Si distinguono principalmente due tipi di crisi: crisi focali e crisi generalizzate.
Crisi focali: sono quelle in cui il focolaio epilettogeno è ben localizzato e, generalmente, non si espande ad altre aree della corteccia cerebrale, come avviene nelle crisi parziali secondariamente generalizzate;
Crisi generalizzate sono quelle in cui è coinvolta l’intera corteccia cerebrale fin dal principio della crisi, e sono associate di solito a perdita di coscienza.
L’esempio paradigmatico della crisi convulsiva generalizzata è rappresentato dalla cosiddetta crisi di Grande Male, in cui il Paziente perde coscienza improvvisamente, può emettere un urlo, cade a terra irrigidito (fase tonica), poi è colto da forti scosse su tutto il corpo (fase clonica), può mordersi la lingua o perdere le urine.
Altri tipi di crisi generalizzate sono meno eclatanti, come le crisi di assenza dell’infanzia. Nella maggior parte dei casi le crisi si manifestano all’improvviso, in altri invece sono preavvertite dal soggetto sotto forma di sensazioni particolari, definite aure epilettiche.
L’epilessia è una condizione neurologica, transitoria o cronica, caratterizzata da ricorrenti e improvvisi episodi convulsivi, focali o generalizzati, con o senza perdita di coscienza.
Le crisi epilettiche possono essere isolate ma anche ripetersi in serie e in genere hanno una durata variabile da pochi secondi a pochi minuti.
Molteplici sono le cause e i possibili fattori scatenanti .
Si ritiene che cause genetiche siano alla base della maggior parte di quelle epilessie che fino a qualche anno fa venivano definite senza causa apparente (epilessie idiopatiche).
Le cosiddette epilessie sintomatiche sono dovute, invece, a lesioni cerebrali che si possono verificare in gravidanza o durante il parto per sofferenza fetale, oppure essere conseguenti a malformazioni del cervello, a esiti di malattie infettive del sistema nervoso (encefaliti), di traumi cranici gravi (per es. per incidenti stradali), di tumori cerebrali, di ictus (soprattutto negli anziani), di malformazioni dei vasi cerebrali.
Fattori scatenanti sono quelli che possono facilitare la comparsa, in un soggetto predisposto, di una crisi epilettica ; i più frequenti sono: stress psicofisici eccessivi, importanti modificazioni del ciclo sonno-veglia (veglie prolungate, risvegli precoci, ecc.), assunzione di alcool o di sostanze eccitanti (per es. la cocaina), effetto di luci intermittenti, sia naturali sia artificiali (luci al neon, luci psichedeliche, schermi televisivi, computer).

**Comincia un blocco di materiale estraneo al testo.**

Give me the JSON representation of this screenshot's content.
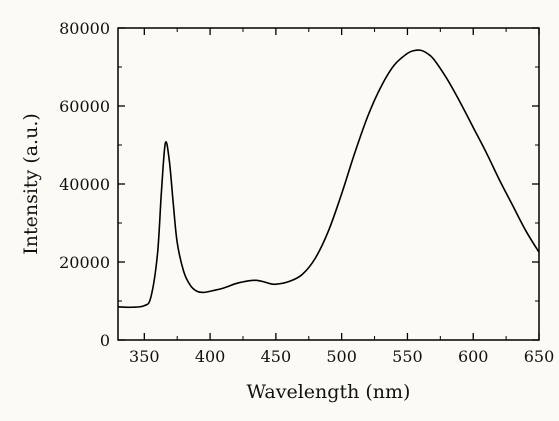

Nel caso in cui ci si trovi dinanzi ad una persona che presenta una crisi epilettica convulsiva generalizzata, è semplicemente necessario allontanare eventuali ostacoli contro cui essa possa urtare, porre sotto al capo qualcosa di morbido, al fine di evitare contusioni e traumi, in quanto le contratture muscolari possono essere violente e del tutto incontrollabili. La persona al termine della crisi convulsiva, che di solito è di breve durata (un minuto o poco più), si troverà in uno stato di torpore e sopore, incapace di interagire con il mondo esterno, se non molto lentamente, avrà difficoltà a rispondere a semplici domande e tenderà a addormentarsi; questo è lo stato soporoso post crisi (che dura normalmente una o più ore), ad esso seguirà il recupero del normale stato di coscienza.
Non tentare assolutamente di estrarre la lingua con le proprie dita o con altri mezzi, nella paura che la persona possa soffocare; appena le convulsioni saranno cessate, basterà porre il soggetto in decubito laterale, su un fianco, in modo che le secrezioni di muco e saliva non ostacolino la respirazione.